Approach 1: Solving without using given constraints
This is a general greedy approach which does not use the given constraints of the problem. We first sort the trips by their starting position (trip[1]) and use a min-heap to keep track of trips which are going to end. Note that a min heap was chosen so can free up the capacity as soon as the trip ends (i.e., so that we always have ending positions in sorted order). For each trip:
- Until start position of trip (trip[1]) >= ending positions of trips in heap, pop element from heap and do capacity += no. of people who left.
- If capacity < no. of people who want to enter (trip[0]), return false.
- Else, push to priority queue and do capacity -= no. of people.
Code:
bool carPooling(vector<vector<int>>& trips, int capacity) {
sort(trips.begin(), trips.end(), [](vector<int> v1, vector<int>v2) {
if (v1[1]<v2[1])
return true;
return false;
});
priority_queue<pair<int,int>, vector<pair<int,int>>, greater<pair<int,int>>> pq;
for (vector<int> v : trips) {
while (!pq.empty() && v[1]>=pq.top().first) {
capacity+=pq.top().second;
pq.pop();
}
if (capacity<v[0])
return false;
capacity -= v[0];
pq.push({v[2], v[0]});
}
return true;
}
Time complexity: O(nlogn)
Approach 2: Using given constraints
We can leverage the given constraints of the question and solve it in linear time (or you can say constant time as trips.length <= 1000). The approach is pretty straightforward (given by @votrubac): Since we only have 1,001 stops, we can just figure out how many people get it and out in each location. Process all trips, adding passenger count to the start location, and removing it from the end location. After processing all trips, a positive value for the specific location tells that we are getting more passengers; negative - more empty seats. Finally, scan all stops and check if we ever exceed our vehicle capacity.

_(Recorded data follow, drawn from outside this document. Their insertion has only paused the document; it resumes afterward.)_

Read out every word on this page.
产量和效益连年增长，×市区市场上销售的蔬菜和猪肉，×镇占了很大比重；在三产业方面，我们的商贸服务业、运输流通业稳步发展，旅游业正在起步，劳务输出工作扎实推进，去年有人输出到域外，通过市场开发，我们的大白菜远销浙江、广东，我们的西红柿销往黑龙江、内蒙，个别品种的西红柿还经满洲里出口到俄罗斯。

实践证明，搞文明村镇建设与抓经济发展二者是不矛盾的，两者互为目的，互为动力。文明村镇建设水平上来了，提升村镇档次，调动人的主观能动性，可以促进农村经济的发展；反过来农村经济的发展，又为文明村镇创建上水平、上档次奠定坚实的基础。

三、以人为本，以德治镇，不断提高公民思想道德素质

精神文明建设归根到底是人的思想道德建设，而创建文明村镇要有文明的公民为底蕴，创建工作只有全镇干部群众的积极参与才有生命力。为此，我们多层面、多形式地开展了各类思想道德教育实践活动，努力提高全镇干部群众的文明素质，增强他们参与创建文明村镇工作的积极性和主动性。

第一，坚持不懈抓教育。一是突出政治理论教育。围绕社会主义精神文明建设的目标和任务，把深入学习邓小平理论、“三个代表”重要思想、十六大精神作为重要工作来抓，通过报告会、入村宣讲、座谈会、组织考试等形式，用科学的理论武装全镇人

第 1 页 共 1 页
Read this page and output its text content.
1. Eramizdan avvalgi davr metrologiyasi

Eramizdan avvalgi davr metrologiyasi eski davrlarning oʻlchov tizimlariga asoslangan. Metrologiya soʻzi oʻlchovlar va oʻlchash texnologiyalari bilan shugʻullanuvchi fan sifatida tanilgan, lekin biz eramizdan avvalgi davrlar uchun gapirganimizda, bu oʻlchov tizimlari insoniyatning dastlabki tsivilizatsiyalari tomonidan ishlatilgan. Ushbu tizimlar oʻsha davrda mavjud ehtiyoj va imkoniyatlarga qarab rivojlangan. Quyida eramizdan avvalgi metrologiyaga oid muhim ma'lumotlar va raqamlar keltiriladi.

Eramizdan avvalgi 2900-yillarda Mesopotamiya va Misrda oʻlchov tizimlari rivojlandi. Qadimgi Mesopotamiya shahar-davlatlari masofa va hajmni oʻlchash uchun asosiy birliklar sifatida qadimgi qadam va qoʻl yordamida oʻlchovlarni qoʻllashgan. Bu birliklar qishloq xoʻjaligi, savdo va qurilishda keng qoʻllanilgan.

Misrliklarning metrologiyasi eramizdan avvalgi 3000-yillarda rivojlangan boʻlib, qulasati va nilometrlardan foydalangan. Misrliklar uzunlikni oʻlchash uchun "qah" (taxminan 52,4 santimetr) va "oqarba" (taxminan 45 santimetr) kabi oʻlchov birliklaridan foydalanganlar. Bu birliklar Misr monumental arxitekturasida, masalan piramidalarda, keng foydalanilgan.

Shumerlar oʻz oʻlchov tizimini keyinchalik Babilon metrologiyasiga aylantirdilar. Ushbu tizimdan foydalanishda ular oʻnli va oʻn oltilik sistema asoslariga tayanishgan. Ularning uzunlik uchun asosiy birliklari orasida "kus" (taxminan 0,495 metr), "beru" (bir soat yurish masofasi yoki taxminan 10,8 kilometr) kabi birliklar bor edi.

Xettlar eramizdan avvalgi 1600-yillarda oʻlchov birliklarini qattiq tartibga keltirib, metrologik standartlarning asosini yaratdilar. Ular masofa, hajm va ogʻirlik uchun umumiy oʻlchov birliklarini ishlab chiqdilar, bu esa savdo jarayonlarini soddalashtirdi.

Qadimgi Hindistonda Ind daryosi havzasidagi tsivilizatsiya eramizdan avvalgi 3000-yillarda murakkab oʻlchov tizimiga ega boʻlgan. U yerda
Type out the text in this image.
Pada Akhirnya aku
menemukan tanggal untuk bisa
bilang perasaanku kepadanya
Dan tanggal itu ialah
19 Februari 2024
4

bool carPooling(vector<vector<int>>& trips, int capacity) {
int arr[10001];
memset(arr, 0, sizeof arr);
for (auto t : trips) arr[t[1]] += t[0], arr[t[2]] -= t[0];
for (int i=0; capacity>=0 && i<10001; i++)
capacity -= arr[i];
return capacity>=0;
}
Runtime: O(n), where n is the number of trips (given <= 1000)
Memory: O(m), where m is the number of stops (given <= 1000)